Sir Jeffrey Donaldson, chef du Parti unioniste démocrate d’Irlande du Nord, a déclaré qu’il prendrait le temps d’étudier le nouvel accord commercial sur le Brexit annoncé lundi par le Premier ministre britannique Rishi Sunak et la présidente de la Commission européenne Ursula von der Leyen.
La réaction du principal parti unioniste de la région aux réformes du soi-disant protocole d’Irlande du Nord sera le test décisif pour la tentative de Sunak de mettre fin à un conflit dommageable de trois ans avec Bruxelles sur les accords commerciaux de la région et de restaurer son gouvernement décentralisé.
Donaldson, dont le parti a refusé l’année dernière de rejoindre un exécutif de partage du pouvoir à Stormont jusqu’à ce que des changements radicaux soient apportés au protocole, a rejeté comme « entièrement fictif » les rapports selon lesquels le DUP avait déjà décidé de soutenir l’accord de lundi.
« Nous prendrons notre temps pour examiner les détails et mesurer un accord par rapport à nos sept tests », a-t-il tweeté, faisant référence aux principales revendications du parti.
« Nous aurons besoin d’un texte juridique et de clarifications sur les questions avant d’arriver à une position », a ajouté un haut responsable du DUP.
Sunak a déclaré lors d’une conférence de presse lundi que toutes les parties disposeraient du temps et de l’espace nécessaires pour digérer l’accord, surnommé le « New Windsor Framework ».

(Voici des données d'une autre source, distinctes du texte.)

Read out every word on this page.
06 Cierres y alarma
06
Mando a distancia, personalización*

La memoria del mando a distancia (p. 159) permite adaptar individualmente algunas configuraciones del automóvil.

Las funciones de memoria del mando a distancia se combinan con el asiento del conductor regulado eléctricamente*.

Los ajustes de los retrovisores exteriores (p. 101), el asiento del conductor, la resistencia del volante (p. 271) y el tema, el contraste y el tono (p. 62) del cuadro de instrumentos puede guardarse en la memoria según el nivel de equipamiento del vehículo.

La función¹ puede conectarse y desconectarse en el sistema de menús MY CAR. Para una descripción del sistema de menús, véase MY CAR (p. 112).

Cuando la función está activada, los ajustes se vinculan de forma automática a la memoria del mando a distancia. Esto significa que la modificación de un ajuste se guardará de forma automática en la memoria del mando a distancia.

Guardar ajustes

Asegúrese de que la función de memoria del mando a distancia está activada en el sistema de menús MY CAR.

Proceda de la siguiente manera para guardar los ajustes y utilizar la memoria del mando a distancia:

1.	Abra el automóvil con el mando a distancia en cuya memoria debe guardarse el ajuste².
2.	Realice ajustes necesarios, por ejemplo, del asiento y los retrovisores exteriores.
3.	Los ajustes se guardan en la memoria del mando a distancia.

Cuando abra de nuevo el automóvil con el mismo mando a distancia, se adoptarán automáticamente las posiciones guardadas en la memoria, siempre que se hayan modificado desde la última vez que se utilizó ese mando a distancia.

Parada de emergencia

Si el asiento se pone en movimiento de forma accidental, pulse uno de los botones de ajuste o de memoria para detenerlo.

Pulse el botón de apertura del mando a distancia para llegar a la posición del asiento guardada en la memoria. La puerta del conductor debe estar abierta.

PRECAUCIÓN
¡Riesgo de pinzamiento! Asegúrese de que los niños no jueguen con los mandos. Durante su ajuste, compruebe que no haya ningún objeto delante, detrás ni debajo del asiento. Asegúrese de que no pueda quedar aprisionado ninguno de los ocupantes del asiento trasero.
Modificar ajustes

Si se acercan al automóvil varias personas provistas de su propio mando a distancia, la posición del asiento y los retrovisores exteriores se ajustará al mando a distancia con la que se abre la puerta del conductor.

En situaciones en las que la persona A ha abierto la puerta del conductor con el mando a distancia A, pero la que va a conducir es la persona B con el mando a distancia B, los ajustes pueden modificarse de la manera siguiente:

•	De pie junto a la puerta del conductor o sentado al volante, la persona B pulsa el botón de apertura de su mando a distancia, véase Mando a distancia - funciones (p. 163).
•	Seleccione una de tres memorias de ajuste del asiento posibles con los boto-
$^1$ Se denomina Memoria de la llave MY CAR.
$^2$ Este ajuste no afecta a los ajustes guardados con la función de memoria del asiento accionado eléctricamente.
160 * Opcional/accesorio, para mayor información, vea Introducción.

Il a ajouté que cela donnerait aux législateurs nord-irlandais le pouvoir d’arrêter l’application des nouvelles règles du marché unique s’appliquant dans la région, par le biais d’un mécanisme appelé «frein Stormont».
Donaldson peut prétendre qu’il a réussi à pousser l’UE à accepter des modifications du protocole qui vont au-delà de tout ce que Bruxelles avait initialement déclaré possible.
Mais les partisans de la ligne dure de son parti veulent qu’aucune loi européenne ne s’applique en Irlande du Nord et qu’il n’y ait aucun contrôle des accords commerciaux par la Cour européenne de justice. Malgré les changements convenus par Sunak et von der Leyen, la CJE conserve un rôle dans l’accord révisé.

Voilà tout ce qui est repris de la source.